Change Your Child’s World, Read to Your Child
We all want our children to grow into mature, compassionate, and productive adults. We also want them to have positive relationships, beginning with their relationship with us. We want them to have the wisdom and knowledge to not only live better lives than we have lived but to create an even better world than the world in which we now live. Reading with your child is a great way to begin to accomplish all these things!
Let me state the obvious: learning to read will benefit children throughout their lifetime. On the simplest level, reading helps children navigate the world of signs and labels that identify where we are, where we are going, and what we are buying. Reading will also increase their vocabulary and their ability to communicate. It will introduce them to new worlds in which they can learn compassion, perspective-taking, and ways in which ideas and motives drive our actions. Reading will increase their ability to solve problems.
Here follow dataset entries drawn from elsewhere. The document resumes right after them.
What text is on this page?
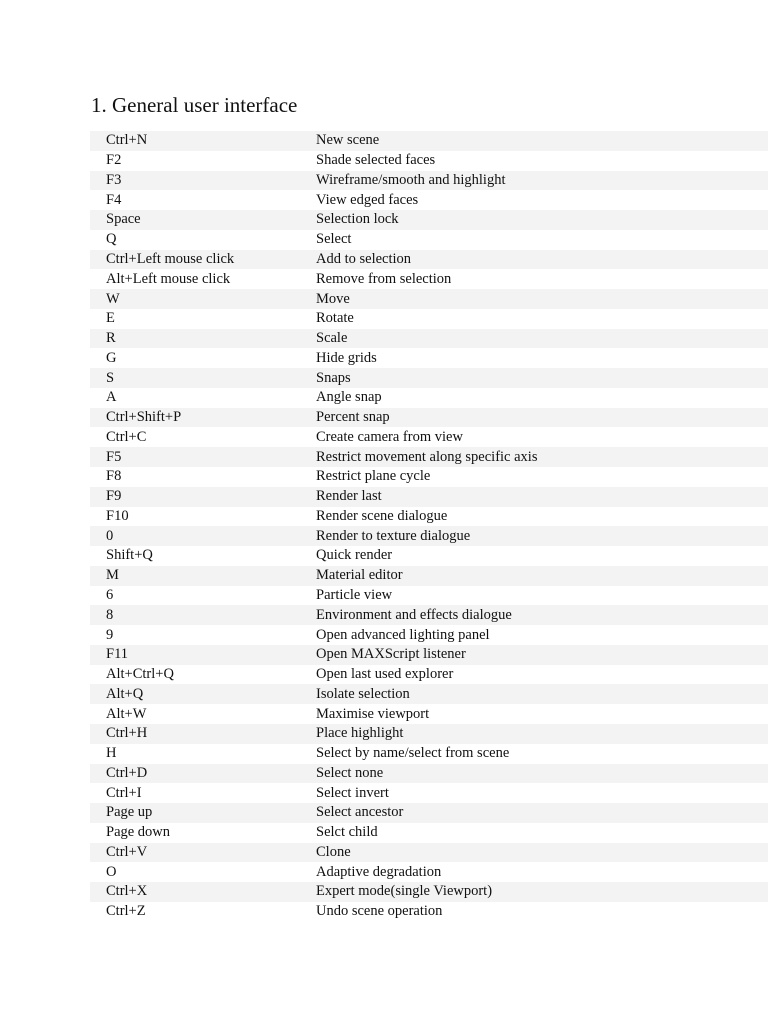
1. General user interface
Ctrl+N	New scene
F2	Shade selected faces
F3	Wireframe/smooth and highlight
F4	View edged faces
Space	Selection lock
Q	Select
Ctrl+Left mouse click	Add to selection
Alt+Left mouse click	Remove from selection
W	Move
E	Rotate
R	Scale
G	Hide grids
S	Snaps
A	Angle snap
Ctrl+Shift+P	Percent snap
Ctrl+C	Create camera from view
F5	Restrict movement along specific axis
F8	Restrict plane cycle
F9	Render last
F10	Render scene dialogue
0	Render to texture dialogue
Shift+Q	Quick render
M	Material editor
6	Particle view
8	Environment and effects dialogue
9	Open advanced lighting panel
F11	Open MAXScript listener
Alt+Ctrl+Q	Open last used explorer
Alt+Q	Isolate selection
Alt+W	Maximise viewport
Ctrl+H	Place highlight
H	Select by name/select from scene
Ctrl+D	Select none
Ctrl+I	Select invert
Page up	Select ancestor
Page down	Selct child
Ctrl+V	Clone
O	Adaptive degradation
Ctrl+X	Expert mode(single Viewport)
Ctrl+Z	Undo scene operation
Even more, reading is fun. It’s an enjoyable way to relax, to momentarily escape the everyday stresses of life and enjoy an adventure without even leaving their room.
As parents, we can nurture our children’s love of reading by reading with them. In fact, the 28-year Fullerton Longitudinal Study revealed that reading with toddlers predicted reading achievement and motivation to read into adolescence, which predicted higher levels of academic achievement.
A review of 46 studies reached the conclusion that reading with a child during their first five years of life boosted language, literacy, reading enjoyment, and motivation to read. It also increased the parent-child bond, lowered parental stress, and improved the child’s sustained attention. These benefits will not only translate into higher academic achievement but a greater ability to empathize with others, a deeper sense of compassion for others, a more nuanced ability to problem solve…all of which translates into an overall higher sense of well-being.
As you can see, reading with our children offers tremendous benefits to them and to us, including the strengthening of our bond with our children. And, if we consider the rippling effects of these benefits, it might just play a role in changing the world in which we live for the better.